| “I’m just here for a flu shot.” Kevin Wilson said to the nurse. Her nametag said “Sandy”
“Do you have a referral?” Sandy’s voice was smooth and to the point.
“Yes, Dr. Billington, my primary, said I should come here. Here specifically, for whatever reason. My appointment is scheduled for 9 am.” Kevin looked around, not much caught his eye, save for the large windowless steel door on the right.
“Yes. I see. You are to meet with Dr. Lykus. Please have a seat and I’ll page him.” Before Kevin could ask where he could sit, Sandy had picked up the phone and had begun speaking into her handset.
At 24, he was young and fit; no medical conditions that he was aware of, and none on the horizon that he could foresee. Of course anything could happen, but his job as an accountant kept him at a desk. His fiancée Sandra was hoping for a raise this quarter and he didn’t want to let her down.
“Mr. Wilson? Dr. Lykus will meet you at the door over there.” Sandy pointed towards the steel monstrosity and Kevin visibly swallowed in trepidation. Why would they need a steel door here?
Kevin began walking over to the door when it opened suddenly and a short older man stepped out in a white smock. His light grey hair and tiny glasses framed a face that was full of severity and focus, and Kevin felt that he was being studied as much as met.
“Hello Mr. Wilson. I am Dr. Richard Lykus, the chief medical officer of this facility. We have little time for niceties I’m afraid before we can … give you your flu shot. Shall we make our way back?” His voice was professional, but Kevin felt that he was distracted.
“Sure… uh doctor. Just call me Kevin.”
“Fine. Kevin it is. Please, follow me.” The old doctor turned briskly, and began to walk down a tight narrow hallway lit sparsely by a string of white bulbs similar to a Christmas tree lights. Kevin followed as the door slammed shut behind him.
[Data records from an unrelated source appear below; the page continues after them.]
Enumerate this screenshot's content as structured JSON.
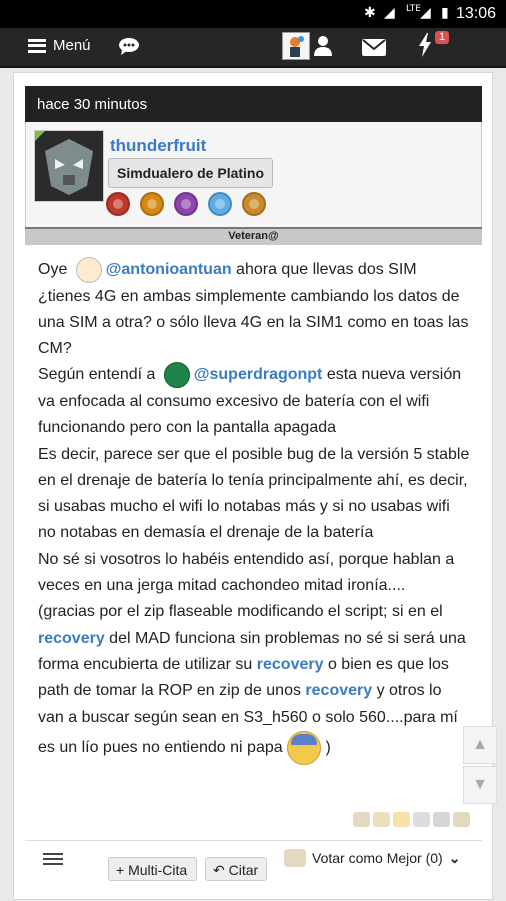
{
  "statusbar": {
    "time": "13:06",
    "network": "LTE"
  },
  "navbar": {
    "menu_label": "Menú",
    "notifications_count": "1"
  },
  "post": {
    "time_ago": "hace 30 minutos",
    "author": {
      "username": "thunderfruit",
      "rank": "Simdualero de Platino",
      "title_bar": "Veteran@"
    },
    "medals": [
      "#c0392b",
      "#d68910",
      "#8e44ad",
      "#5dade2",
      "#ca8a2e"
    ],
    "content": {
      "p1_pre": "Oye ",
      "mention1": "@antonioantuan",
      "p1_post": " ahora que llevas dos SIM ¿tienes 4G en ambas simplemente cambiando los datos de una SIM a otra? o sólo lleva 4G en la SIM1 como en toas las CM?",
      "p2_pre": "Según entendí a ",
      "mention2": "@superdragonpt",
      "p2_post": " esta nueva versión va enfocada al consumo excesivo de batería con el wifi funcionando pero con la pantalla apagada",
      "p3": "Es decir, parece ser que el posible bug de la versión 5 stable en el drenaje de batería lo tenía principalmente ahí, es decir, si usabas mucho el wifi lo notabas más y si no usabas wifi no notabas en demasía el drenaje de la batería",
      "p4": "No sé si vosotros lo habéis entendido así, porque hablan a veces en una jerga mitad cachondeo mitad ironía....",
      "p5_a": "(gracias por el zip flaseable modificando el script; si en el ",
      "link1": "recovery",
      "p5_b": " del MAD funciona sin problemas no sé si será una forma encubierta de utilizar su ",
      "link2": "recovery",
      "p5_c": " o bien es que los path de tomar la ROP en zip de unos ",
      "link3": "recovery",
      "p5_d": " y otros lo van a buscar según sean en S3_h560 o solo 560....para mí es un lío pues no entiendo ni papa ",
      "p5_end": ")"
    }
  },
  "footer": {
    "multi_cita": "+ Multi-Cita",
    "citar": "Citar",
    "vote": "Votar como Mejor (0)"
  },
  "colors": {
    "accent": "#3a7cc0",
    "header": "#222222",
    "badge": "#d9534f"
  }
}
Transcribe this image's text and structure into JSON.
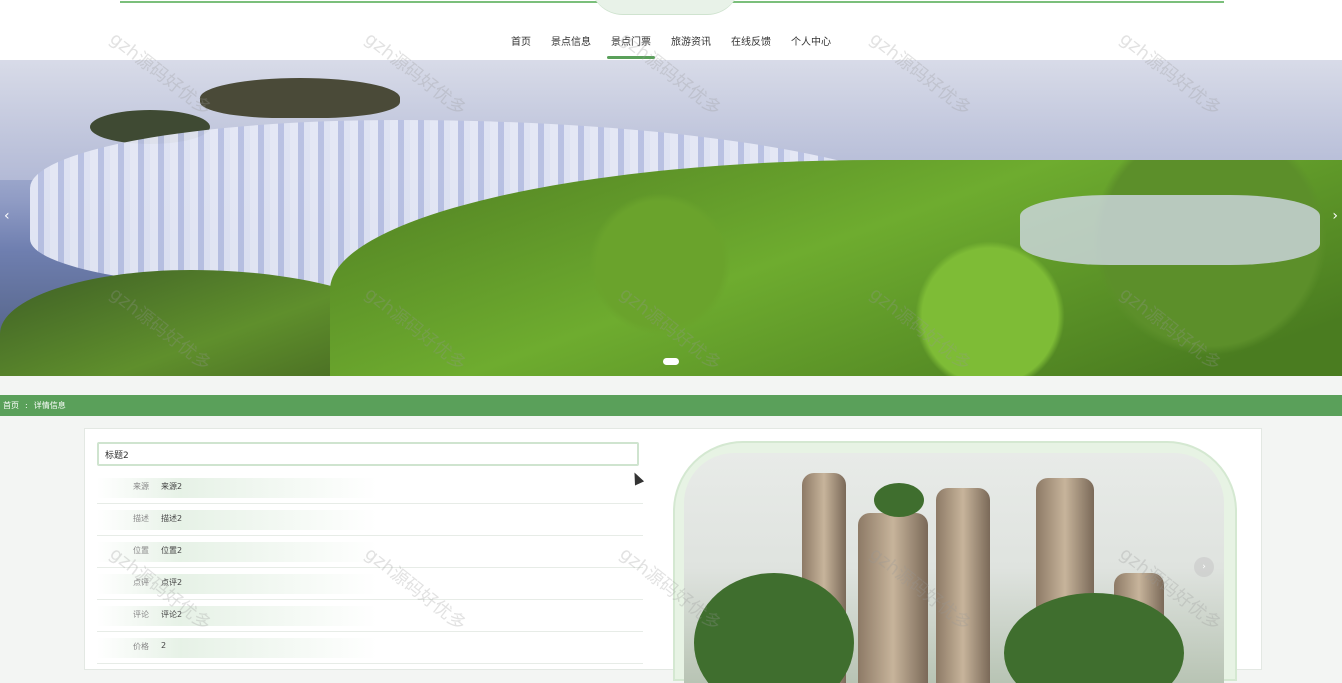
{
  "nav": {
    "items": [
      {
        "label": "首页"
      },
      {
        "label": "景点信息"
      },
      {
        "label": "景点门票"
      },
      {
        "label": "旅游资讯"
      },
      {
        "label": "在线反馈"
      },
      {
        "label": "个人中心"
      }
    ],
    "active_index": 2
  },
  "banner": {
    "prev_glyph": "‹",
    "next_glyph": "›",
    "slide_count": 1,
    "active_slide": 1
  },
  "breadcrumb": {
    "home": "首页",
    "separator": ":",
    "current": "详情信息"
  },
  "detail": {
    "title": "标题2",
    "rows": [
      {
        "label": "来源",
        "value": "来源2"
      },
      {
        "label": "描述",
        "value": "描述2"
      },
      {
        "label": "位置",
        "value": "位置2"
      },
      {
        "label": "点评",
        "value": "点评2"
      },
      {
        "label": "评论",
        "value": "评论2"
      },
      {
        "label": "价格",
        "value": "2"
      }
    ],
    "image_next_glyph": "›"
  },
  "watermark": {
    "text": "gzh源码好优多"
  },
  "colors": {
    "accent": "#5aa05a",
    "frame": "#e7f3e4"
  }
}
“Never mind that, it’s simply a precaution we have to take around here.” The old doctor stated as Kevin tried to keep up with him. They entered a room on the right side of the hallway, small and compact with a simple desk and two folding chairs. Both of them sat down and the old man produced a folder out of the pocket of his smock and laid it plainly on the table in front of him. “Hmmm. Dr. Billington says you have the Hydra protein. He may be right. Yes.” The old man glanced at Kevin while appearing to ponder something of great importance.
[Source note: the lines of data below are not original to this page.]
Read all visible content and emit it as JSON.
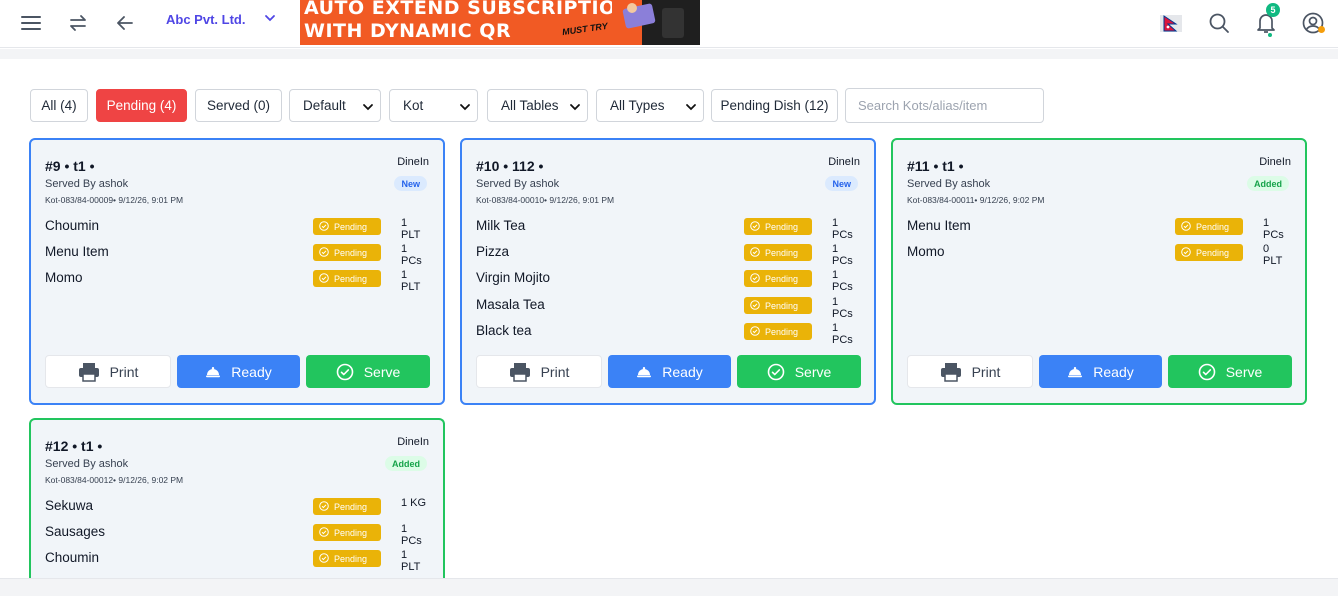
{
  "company": {
    "name": "Abc Pvt. Ltd."
  },
  "banner": {
    "line1": "AUTO EXTEND SUBSCRIPTION",
    "line2": "WITH DYNAMIC QR",
    "tag": "MUST TRY"
  },
  "topbar": {
    "icons": [
      "menu-icon",
      "swap-icon",
      "back-arrow-icon",
      "chevron-down-icon",
      "nepal-flag-icon",
      "search-icon",
      "bell-icon",
      "user-icon"
    ],
    "notification_count": "5"
  },
  "filters": {
    "tabs": [
      {
        "label": "All (4)"
      },
      {
        "label": "Pending (4)",
        "active": true
      },
      {
        "label": "Served (0)"
      }
    ],
    "selects": [
      {
        "value": "Default"
      },
      {
        "value": "Kot"
      },
      {
        "value": "All Tables"
      },
      {
        "value": "All Types"
      }
    ],
    "pending_dish": "Pending Dish (12)",
    "search_placeholder": "Search Kots/alias/item"
  },
  "colors": {
    "accent": "#ef4444",
    "blue": "#3b82f6",
    "green": "#22c55e",
    "pending": "#eab308"
  },
  "actions": {
    "print": "Print",
    "ready": "Ready",
    "serve": "Serve"
  },
  "pending_label": "Pending",
  "cards": [
    {
      "title": "#9 • t1 •",
      "type": "DineIn",
      "served_by": "Served By ashok",
      "kot": "Kot-083/84-00009• 9/12/26, 9:01 PM",
      "badge": "New",
      "items": [
        {
          "name": "Choumin",
          "qty": "1 PLT"
        },
        {
          "name": "Menu Item",
          "qty": "1 PCs"
        },
        {
          "name": "Momo",
          "qty": "1 PLT"
        }
      ]
    },
    {
      "title": "#10 • 112 •",
      "type": "DineIn",
      "served_by": "Served By ashok",
      "kot": "Kot-083/84-00010• 9/12/26, 9:01 PM",
      "badge": "New",
      "items": [
        {
          "name": "Milk Tea",
          "qty": "1 PCs"
        },
        {
          "name": "Pizza",
          "qty": "1 PCs"
        },
        {
          "name": "Virgin Mojito",
          "qty": "1 PCs"
        },
        {
          "name": "Masala Tea",
          "qty": "1 PCs"
        },
        {
          "name": "Black tea",
          "qty": "1 PCs"
        }
      ]
    },
    {
      "title": "#11 • t1 •",
      "type": "DineIn",
      "served_by": "Served By ashok",
      "kot": "Kot-083/84-00011• 9/12/26, 9:02 PM",
      "badge": "Added",
      "items": [
        {
          "name": "Menu Item",
          "qty": "1 PCs"
        },
        {
          "name": "Momo",
          "qty": "0 PLT"
        }
      ]
    },
    {
      "title": "#12 • t1 •",
      "type": "DineIn",
      "served_by": "Served By ashok",
      "kot": "Kot-083/84-00012• 9/12/26, 9:02 PM",
      "badge": "Added",
      "items": [
        {
          "name": "Sekuwa",
          "qty": "1 KG"
        },
        {
          "name": "Sausages",
          "qty": "1 PCs"
        },
        {
          "name": "Choumin",
          "qty": "1 PLT"
        }
      ]
    }
  ]
}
“What the hell is that? I’ve never heard of it.” Kevin asked pointedly. “I’ve never had to do anything but fill out a couple of forms before…”
“Son, let me explain one simple thing to you. You have an important choice to make in the next five minutes of your young life. You were screened by Dr. Billington for one reason. Within your cells lies a very special antibody protein we call the Hydra protein. It is the last weapon against an affliction that has yet to see the light of day in the age of man. An affliction that resides just down the hall in room 13.”
Kevin sat back in his chair and stared at the old man, what the hell was he talking about?
“Look, doctor … I just want to know why I…”
“We don’t have much time Kevin. I haven’t the luxury of such a thing. Nor do you. So I ask you to have a little faith. You can be a hero to all of us. Can you do that for humanity, Kevin? Can you take a few steps down the hall with me to find out?”
Kevin stared at the old man as if he were staring at a raving lunatic. Yet, inside, somewhere beneath his reasoning he felt a prickling sensation as if hypnotized by a larger mechanism at work here.
“Just follow me, please Kevin.” The old man got up and Kevin reluctantly yet solemnly followed.
“Shouldn’t there be a clean environment in here? I mean …”
“It doesn’t matter now.” They reached the cold steel door to room 13. Kevin stared at the large frame as the old doctor unlocked it.
The door was opened on a small dark room.
“Please Kevin, go on …” The doctor urged him. Kevin found himself wondering what a hero would do.
Upon entering the room the large steel door slammed shut, leaving him alone in the room with something tied to a bed. It looked like a young woman. It was hard to tell.
A speaker overhead hissed to life.
“Kevin, now is the time to find your courage. There is only one way this can work, and I can’t explain why in detail. You must trust me. You will solve everything, but we need you to carry out this one last act of selflessness.”
Kevin stared at the frail form on the bed and shuddered.
“You must bite her.”
Kevin laughed nervously. “What? How the -“
“There’s no time Kevin. She will be waking soon. Do it. Do it for Sandra.”
Sandra? What did that even mean?
He couldn’t bear the thought of Sandra in any danger. Kevin walked over to the sick looking young woman, grabbed her right arm and bit down hard, and then fell convulsing on the floor.
“Thank you Kevin. Your antibodies will now flood her system and she will adapt. Adapt and live again. You were the last hope for humanity that stood in her way; you were the answer to our prayers. Praise be Lillith!”
As Kevin slipped away into the abyss on the cold floor, he watched in horror as the thing on the bed rose to her full height and spread her dark leathery wings for flight upon the world.